It’s been raining in central Ohio for most of the almost-a-day I’ve been here. I’m the first of my siblings to arrive, but soon all four of us, plus others, will be in the house with Dad. This weekend is the stone-setting at my mom’s grave in Athens. We unveil the headstone and signal an end to the year of mourning.
Six months ago, give or take, I wrote Half of the first year, trying to take stock of what it’s like, losing your mother to a hideous, protracted cancer. In some ways I’m getting better (I’m writing fiction again!), and in some ways I’m even more of a mess than I realized.
Pretty soon my family is going to start arriving, and I’ll have no quiet until I’m back in Chicago on Monday afternoon. Let’s not talk about the obscene amount of schoolwork and the outside projects I have to make progress on somehow. But at the moment Gus the basset hound is snoring by the French windows, and my dad is downstairs with classical music thundering through the floorboards, and this is pretty nice.
My advisor wrote, “I don’t know what the appropriate encomium is for a stone-setting ceremony, but I hope the proceedings go well for you and your family.” Me too.
In lieu of more thoughts, let me leave you with an article that’s been on my mind since I found it earlier this week. How Older Parenthood Will Upend American Society starts off with all the information about having babies late that just doesn’t apply to me or interest me yet — all those worries about old eggs. (My parents were 41 and 43 when I was born, and people used to warn my mom about old eggs.
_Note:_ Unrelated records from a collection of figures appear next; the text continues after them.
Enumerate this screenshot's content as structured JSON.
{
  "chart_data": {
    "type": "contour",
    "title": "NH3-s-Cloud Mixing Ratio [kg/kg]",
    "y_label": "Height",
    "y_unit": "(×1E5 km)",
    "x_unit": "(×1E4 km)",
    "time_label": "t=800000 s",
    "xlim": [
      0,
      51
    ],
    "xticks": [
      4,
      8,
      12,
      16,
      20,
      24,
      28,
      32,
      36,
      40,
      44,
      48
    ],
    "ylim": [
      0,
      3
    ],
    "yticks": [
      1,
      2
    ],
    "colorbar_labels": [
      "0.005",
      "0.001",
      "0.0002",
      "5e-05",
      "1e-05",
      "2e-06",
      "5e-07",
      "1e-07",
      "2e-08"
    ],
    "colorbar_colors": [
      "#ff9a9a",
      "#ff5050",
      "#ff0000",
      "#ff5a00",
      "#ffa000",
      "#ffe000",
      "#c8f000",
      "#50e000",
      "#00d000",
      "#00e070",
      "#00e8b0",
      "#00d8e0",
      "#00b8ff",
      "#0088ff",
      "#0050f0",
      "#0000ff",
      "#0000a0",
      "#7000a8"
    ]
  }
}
Whenever I accomplished something noteworthy, my parents would smile and nod at me and say, “Old eggs.”) But then the article changes, and it becomes the piece I was hoping it would be: a discussion of fear, of the social and familial pressures of being new parents in your late thirties and beyond, and, at last, a frank discussion of what having children late means in terms of a parent’s lifespan.
There is a lot that I could say about this, but it’s a very raw time right now, so I’ll just leave this here for another essay.